Overall, Natalie feels that having 1:1 tuition has been very helpful. Her child gets the benefit of receiving full support and encouragement that wouldn’t happen in a class of 30, and there is the flexibility to explore her interest in animals and history. Although Natalie does not sit in on sessions, she is close by and experiences first-hand what she can and can’t do when under pressure (for example, if she avoids difficulties and how she cope) all of which adds to her understanding of her daughter’s conditions and what learning atmosphere and strategies help her to learn most effectively.
She has been pleased to witness her daughter’s enjoyment when she is fully submerged in her learning, which can have a knock-on effect on self-esteem and confidence. “It’s great to see that in a child, even though it's a small amount of time,” she says. “You can then discuss with them what they did and didn’t enjoy – and how they can improve and make better decisions themselves, and how to ask for help next time.”
Just because a child is not at school does not guarantee that things will always work smoothly. Natalie describes the home environment as a two-edged sword. “If my child has had a difficult morning, it can have a knock-on effect for the lesson,” she says. “However, being at home my child is more relaxed and familiar with her surroundings than at school. If needed, she can easily take herself off to calm down and return refreshed and ready to learn.”

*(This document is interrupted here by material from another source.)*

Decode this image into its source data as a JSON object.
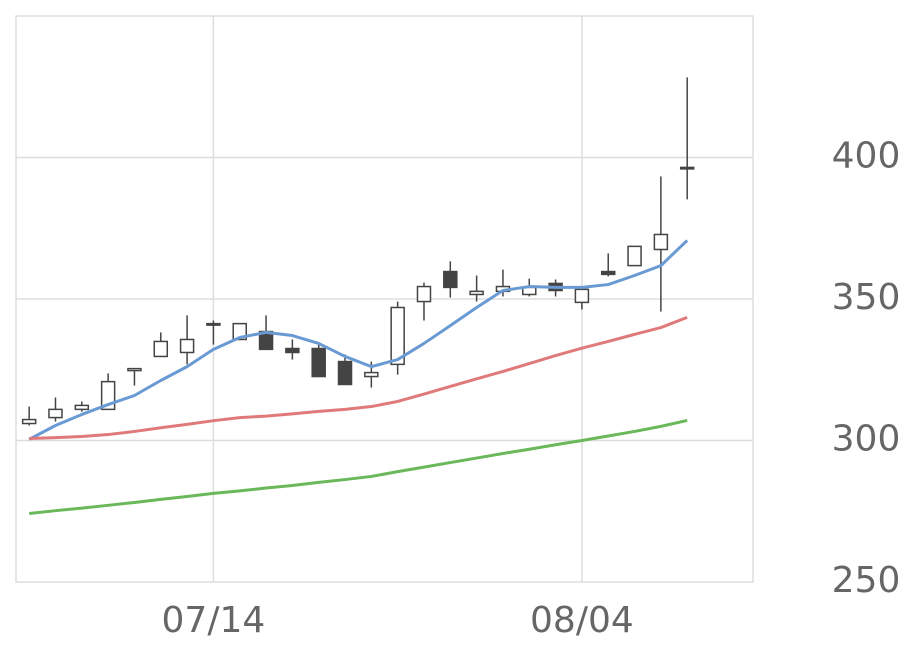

Tutors aren’t perfect. Just like your child, they are individuals, and a tutor who helps one child, might not fit the needs of another. Nor is it simply a matter of qualifications. Speaking for Teachers To Your Home, Gillian Dixon has found that it is not always about the specific SEN qualifications of a tutor, but the quality of the experience they have had and the sense that they ‘fit’ with a particular family. “Success will depend on the quality and relevant experience of the tutor, and the relationship they have with the family and the child,” she suggests. “It is also often beneficial for a tutor to have direct liaison with the child's school and teacher.”
Carla Long, SENCO at a Kent Primary School, also suggests considering the length of a session. In her experience, it depends on the child and the extent of their needs, and that sometimes little and often works best. For example, two sessions of 30 or 40 minutes rather than an hour’s block.
Tutoring is most effective if as much information as possible can be given from the start, and that each party is open and honest. Natalie suggests asking the tutor how they want you to intervene, if necessary, and to explore some strategies they might have. Prior to beginning, it is most important to have an open and honest conversation about what they are likely to encounter. Communication and a sense of working together can really make a difference – and ensure your child gets the most from their 1:1 tutoring session.